The Pirelli compounds looked almost boringly reliable at Albert Park last fortnight, but the mad heat in Malaysia is going to test the rubber.
Unlike the Australian GP, where the majority of drivers carried out only one pit-stop, of Sunday's second race of the season, at Sepang, Malaysia, will see at least two, says Raja Sen.
It was all business as usual over at the Australian Grand Prix a fortnight ago when reigning World champion Lewis Hamilton stormed to an unchallenged victory, but Australia -- where the cars are still new and untested and the drivers are just getting used to new chassis (and new livery) -- is never an indicator for the rest of the season.
Still, it’s all we have to go by and, with the second race of the season coming to us this Sunday afternoon from Sepang, Malaysia, here’s a look at the five things Race 1 taught us.
1. Mercedes still leads the pack: But, if we’re to stay hopeful about the rest of 2015, not by all that much. Sure, Lewis Hamilton and Nico Rosberg were unchallenged in Australia, and might score another one-two at Malaysia, but Ferrari is looking stable, Williams is looking sharp and Red Bull is said to be bringing some serious upgrades to the track in three races time. Kimi Raikkonen, in fact, even let it slip that he believes Ferrari might be better on track than Mercedes but are having trouble with the qualifying setup. Hmmm. Well, that and pitstops.
2. The boys in red really want to play nice: Sebastian Vettel and Kimi Raikkonen both have a lot to prove this year over at Ferrari -- four-time World champion Vettel needs to show his mettle outside of those once-invincible Red Bull cars, and Kimi needs to show the new boy he’s still got it after an abysmal season last year when Fernando Alonso wiped the floor with the Finn. The two Ferrari champs collided in the first corner in a shunt that looked to be the fault of a too-eager Vettel, and while we all speculated about the outspoken Raikkonen and his imminent outburst, he shrugged it off rather casually. Clearly these two want to play nice in 2015 -- at least until they start fighting for the top-step of the podium.
3. Formula One doesn’t seem the same without Fernando Alonso: The Spaniard hasn’t led the pack for many a year now, but he brings an electrifying passion to the grid even when he’s wringing out unbelievable performances from unworthy vehicles. He wasn’t cleared to race in Australia following an accident during testing in Barcelona last month -- reports of him waking up concussed and believing he was Italian or that it was 1995 were, Alonso laughed, tremendously exaggerated -- and we missed him during the season opener, a race that was initially interesting but eventually a drag, something that could well have been livened up by Alonso and McLaren teammate Jenson Button scrapping for the final points or Fernando characteristically carving his way up the field despite the car. Well, he’ll be around in Malaysia wearing white overalls, and here’s looking forward to watching the returning Spaniard charge. Vamos!

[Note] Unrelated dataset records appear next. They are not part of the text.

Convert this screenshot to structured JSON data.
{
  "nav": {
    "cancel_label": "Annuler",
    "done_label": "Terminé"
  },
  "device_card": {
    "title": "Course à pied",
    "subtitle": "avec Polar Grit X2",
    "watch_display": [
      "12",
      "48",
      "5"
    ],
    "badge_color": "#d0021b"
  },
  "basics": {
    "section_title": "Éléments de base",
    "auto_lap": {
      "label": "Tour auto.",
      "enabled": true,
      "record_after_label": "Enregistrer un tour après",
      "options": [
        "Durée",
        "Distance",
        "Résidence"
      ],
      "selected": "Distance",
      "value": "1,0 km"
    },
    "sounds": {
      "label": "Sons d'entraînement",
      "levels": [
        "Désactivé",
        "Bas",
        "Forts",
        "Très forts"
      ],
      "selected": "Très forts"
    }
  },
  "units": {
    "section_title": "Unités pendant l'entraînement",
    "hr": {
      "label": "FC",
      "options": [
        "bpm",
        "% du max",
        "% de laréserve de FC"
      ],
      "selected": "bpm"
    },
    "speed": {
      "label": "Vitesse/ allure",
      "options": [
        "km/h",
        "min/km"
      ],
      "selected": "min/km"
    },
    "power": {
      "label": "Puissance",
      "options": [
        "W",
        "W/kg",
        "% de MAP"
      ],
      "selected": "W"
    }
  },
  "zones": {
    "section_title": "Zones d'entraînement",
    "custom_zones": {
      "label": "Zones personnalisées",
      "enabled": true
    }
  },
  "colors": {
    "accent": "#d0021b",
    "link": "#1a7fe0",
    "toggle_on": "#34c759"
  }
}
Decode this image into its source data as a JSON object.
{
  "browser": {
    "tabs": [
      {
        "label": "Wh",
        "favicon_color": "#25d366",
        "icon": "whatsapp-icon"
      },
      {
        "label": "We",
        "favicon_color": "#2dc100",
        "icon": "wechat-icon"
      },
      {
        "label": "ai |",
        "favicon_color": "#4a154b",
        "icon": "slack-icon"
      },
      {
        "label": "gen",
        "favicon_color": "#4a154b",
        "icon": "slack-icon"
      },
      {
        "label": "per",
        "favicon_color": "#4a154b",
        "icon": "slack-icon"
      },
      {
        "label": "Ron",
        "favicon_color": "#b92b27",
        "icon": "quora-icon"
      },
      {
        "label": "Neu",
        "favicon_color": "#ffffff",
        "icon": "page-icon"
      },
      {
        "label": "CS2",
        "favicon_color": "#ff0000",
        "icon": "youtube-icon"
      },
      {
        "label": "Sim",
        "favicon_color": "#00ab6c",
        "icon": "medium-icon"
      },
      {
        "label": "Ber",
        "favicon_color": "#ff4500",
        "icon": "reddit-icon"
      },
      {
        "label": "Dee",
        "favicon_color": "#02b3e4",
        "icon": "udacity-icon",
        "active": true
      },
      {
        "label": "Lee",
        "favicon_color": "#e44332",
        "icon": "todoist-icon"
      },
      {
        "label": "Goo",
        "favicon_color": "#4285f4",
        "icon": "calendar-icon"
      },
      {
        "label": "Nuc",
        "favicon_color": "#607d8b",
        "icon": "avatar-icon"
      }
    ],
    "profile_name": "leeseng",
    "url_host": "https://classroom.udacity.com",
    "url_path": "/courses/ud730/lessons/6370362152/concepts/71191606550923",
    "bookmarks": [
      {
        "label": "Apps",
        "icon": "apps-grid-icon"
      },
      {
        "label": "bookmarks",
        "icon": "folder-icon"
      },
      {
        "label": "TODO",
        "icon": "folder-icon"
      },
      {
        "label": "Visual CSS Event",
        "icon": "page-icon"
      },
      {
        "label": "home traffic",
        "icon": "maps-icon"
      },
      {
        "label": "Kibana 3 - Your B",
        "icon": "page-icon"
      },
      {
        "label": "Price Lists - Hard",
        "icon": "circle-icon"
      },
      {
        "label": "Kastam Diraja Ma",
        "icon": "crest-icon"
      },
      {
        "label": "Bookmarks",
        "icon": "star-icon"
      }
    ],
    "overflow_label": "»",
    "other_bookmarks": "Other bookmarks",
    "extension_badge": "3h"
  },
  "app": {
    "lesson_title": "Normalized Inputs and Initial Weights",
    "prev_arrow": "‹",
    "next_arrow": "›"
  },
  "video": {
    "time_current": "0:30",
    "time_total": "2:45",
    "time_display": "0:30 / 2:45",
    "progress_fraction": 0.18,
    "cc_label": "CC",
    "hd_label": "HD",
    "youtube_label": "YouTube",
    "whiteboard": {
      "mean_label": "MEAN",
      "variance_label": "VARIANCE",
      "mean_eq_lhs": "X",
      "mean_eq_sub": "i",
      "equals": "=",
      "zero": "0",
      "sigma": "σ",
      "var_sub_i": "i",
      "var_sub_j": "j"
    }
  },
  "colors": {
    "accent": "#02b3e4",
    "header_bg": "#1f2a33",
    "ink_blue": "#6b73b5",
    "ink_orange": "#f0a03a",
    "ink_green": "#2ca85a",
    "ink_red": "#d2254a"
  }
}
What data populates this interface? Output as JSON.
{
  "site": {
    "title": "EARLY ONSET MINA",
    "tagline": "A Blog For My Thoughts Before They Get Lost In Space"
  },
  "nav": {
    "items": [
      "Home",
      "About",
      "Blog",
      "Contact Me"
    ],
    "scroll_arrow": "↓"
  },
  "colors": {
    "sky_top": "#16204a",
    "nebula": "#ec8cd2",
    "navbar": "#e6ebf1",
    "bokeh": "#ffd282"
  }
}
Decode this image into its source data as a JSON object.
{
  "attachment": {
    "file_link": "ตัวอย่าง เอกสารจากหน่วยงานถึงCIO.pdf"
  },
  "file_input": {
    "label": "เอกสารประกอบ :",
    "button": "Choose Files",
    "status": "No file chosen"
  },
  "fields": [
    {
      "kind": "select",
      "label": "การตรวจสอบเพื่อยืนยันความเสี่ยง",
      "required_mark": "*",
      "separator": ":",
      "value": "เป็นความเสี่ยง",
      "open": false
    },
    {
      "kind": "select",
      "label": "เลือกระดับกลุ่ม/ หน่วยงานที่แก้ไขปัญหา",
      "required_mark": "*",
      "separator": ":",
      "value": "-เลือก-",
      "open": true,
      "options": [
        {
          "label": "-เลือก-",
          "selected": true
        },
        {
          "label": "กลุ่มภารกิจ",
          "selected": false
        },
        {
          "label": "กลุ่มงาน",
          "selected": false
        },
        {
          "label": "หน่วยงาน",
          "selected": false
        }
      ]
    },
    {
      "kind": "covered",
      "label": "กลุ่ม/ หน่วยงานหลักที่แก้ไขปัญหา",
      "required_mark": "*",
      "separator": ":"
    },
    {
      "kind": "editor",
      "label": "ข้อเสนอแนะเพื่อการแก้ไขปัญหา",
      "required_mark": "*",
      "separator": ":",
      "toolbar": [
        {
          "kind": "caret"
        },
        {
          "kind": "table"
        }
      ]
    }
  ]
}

4. Both new Felipe and old Felipe are looking good: Felipe Massa was the only Williams driver at the Australian Grand Prix and did well to come in fourth -- even though third place seemed well within reach -- but Massa was calm, driving smoothly and without error, ably handling a car that appears rather capable. His Brazilian compatriot Felipe Nasr, the 22-year-old Sauber pilot, did rather excellently in his debut race to finish fifth, comfortably holding off more experienced challengers like Daniel Ricciardo and Nico Hulkenberg. Are these Felipes going to make Uncle Ayrton, watching from the great beyond, proud this year?
5. Hot Malaysia will burn up the tyres: The Pirelli compounds looked almost boringly reliable at Albert Park last fortnight, but the mad heat in Malaysia is going to test the rubber, and unlike the last race where we saw the majority of drivers carry out only one pit-stop, here we’ll see -- at least -- two stops. Pirelli has brought out their two hardest compounds for the race -- the P Zero Orange hard and P Zero White medium -- but Malaysia will definitely provide more pitstop poker, which should translate to more unpredictability. Especially as some scorched drivers will invariably let the conditions get the better of them.